Denise was even more determined to become a teacher after meeting with her voc rehab counselor. And she did just what she was told she couldn‘t do. She went to school until she was old enough to serve a full time mission for the church of latter day saints.
She served an honorable mission but did have to come home early because of debilitating headaches. And then; though it took everything that Denise had to do to study and graduate with a Bachelor of Arts and history; her master’s degree in education and certified as teacher for special needs severe to profound disabilities K – 12.
Denise doesn’t let the fact the she has a chronic illness affect her teaching; she doesn’t use the fact that she has a brain tumor (meningioma; slowest growing form of cancerous brain tumor) as a crutch to get extra attention and extra help.
Denise serves her students as an advocate. This year she had to interrupt a meeting of special needs teens; parents and teachers at a young women’s teaching session; the speaker continually referred to the teens as mentally retarded. Denise advocated for the teens in the group and asks that they be referred to as teens with special needs.
Doing such things can be awkward and misunderstood.
She gathers her flock at the beginning of school and returns them safely to their buses at the end of the day.
Denise tells me often that she learns so much more from her students than they learn from her. Knowing what she has gone through would help each of them and their parents see that she truly knows what they go through.
While teaching and with significant fatigue after a long day of teaching she served as a counselor in the special needs young women’s group. She recently left her position due fatigue and stress.

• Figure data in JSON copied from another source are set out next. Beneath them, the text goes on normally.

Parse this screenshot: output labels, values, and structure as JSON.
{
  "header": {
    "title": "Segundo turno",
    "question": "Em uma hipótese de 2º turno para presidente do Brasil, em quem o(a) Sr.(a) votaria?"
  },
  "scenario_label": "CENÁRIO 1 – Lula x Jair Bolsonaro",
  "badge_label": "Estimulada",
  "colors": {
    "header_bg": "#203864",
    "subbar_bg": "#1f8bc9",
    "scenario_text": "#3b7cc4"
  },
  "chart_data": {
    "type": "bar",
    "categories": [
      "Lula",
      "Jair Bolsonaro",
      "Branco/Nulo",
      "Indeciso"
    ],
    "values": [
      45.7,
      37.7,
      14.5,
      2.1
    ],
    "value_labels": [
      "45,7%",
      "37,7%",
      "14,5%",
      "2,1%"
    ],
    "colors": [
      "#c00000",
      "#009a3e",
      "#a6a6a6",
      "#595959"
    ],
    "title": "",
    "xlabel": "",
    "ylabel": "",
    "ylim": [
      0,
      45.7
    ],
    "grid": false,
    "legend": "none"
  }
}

As her mama, I have seen how passionate Denise is about special needs students. She attends events that honor or in some way highlight one or more of her students. She talks about how much she enjoys student peers, parents and other members of the team at Timpanogos high who give so much to help her students become as independent as they can be. That is her goal.
As she goes to bed each night she passes a huge stack of MRIs. I think that she often wonders what the next one will show; will the tumor be pressing harder against her carotid artery; how far will it be impinging on her brain stem. Then she will probably say to herself what she often says to me; mom “God never gives us more than we can handle.”